Without intermission, or even an exit from the stage, the trio proceeded from the self-induced Art Nouveau agonies of the late 19-th century to the very real horrors of the mid 20th, in Shostakovich’s monumental second piano trio. This work responded both to larger and personal sadnesses: the revelation, as World War II wound to its end, of what had transpired in the Nazi death camps, and the mysterious sudden and premature death of the composer’s close friend, Ivan Ivanovich Sollertinsky, music director of the Leningrad Philharmonic, whose influence on Shostakovich had garnered both the enmity of the Soviet political and musical Apparat. This trio, dedicated to Sollertinsky’s memory, was the first of several Shostakovich works to involve elements of Jewish music, in this case in a finale largely based on Jewish klezmer-type folk music. The reference to Sollertinsky in this is not necessarily direct—it’s not clear that Sollertinsky was Jewish—but both men had an interest in Jewish music for its almost unique alternation and blending of happy and sad elements in the same gesture, and in the composer’s case as a metaphor for all victims of persecution.
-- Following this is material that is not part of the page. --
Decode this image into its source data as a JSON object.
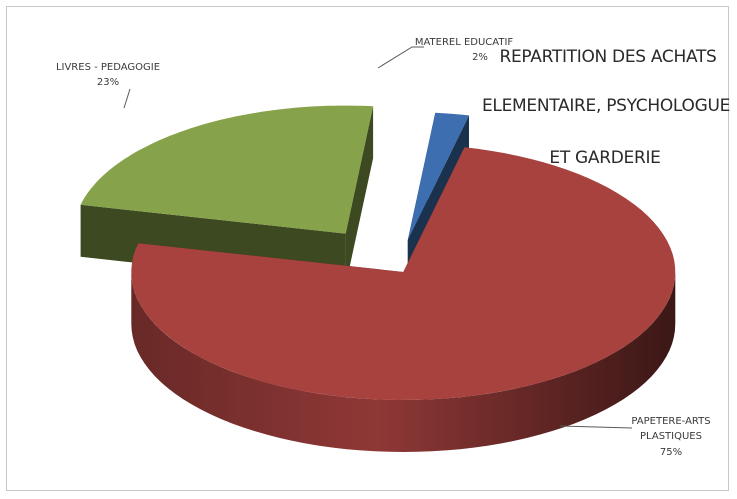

The Trio No. 2 is a perfect example of Shostakovich’s ability to portray extreme emotional states within an Apollonian formal structure. It begins with a slow introduction in an eerie passage for the cello in harmonics. Akahoshi’s playing was so powerfully assured that it almost undercut the music’s otherworldly spookiness. The ensemble preserved the chilling effect, however, even as the faster music of the compact sonata-form first movement began. Morgenstern was especially splendid here in his articulations and nimble dynamic shifts, while Berman was also fleet, delicate and powerful, as the occasion demanded. The second-movement scherzo was, according to Sollertinsky’s widow, a sharply etched portrait of the man, with gruffness, grotesquerie and a slightly insane jollity admixed. The slow movement is a passacaglia, introduced by Berman in monumental chords as solid as the Great Gate of Kiev. The strings here were stately, gradually becoming ghostly and melancholy. The finale began with superbly crisp pizzicati from Morgenstern, again in a tempo a bit slower than standard, but fully justified in lending added heft to the many repetitions of one characteristic four-note phrase. From about two-thirds of the way through until the end, the Jewish tunes are joined by reminiscences from the earlier movements, an effect far in expressive intent from the ritual cyclicality that had become a tic of late 19-th century writing, and here allow the universalizing of the ethnic references into a grand and unified artistic and social statement. The ensemble captured this brilliantly, in what was one of the finest performances of this noble work we have ever heard.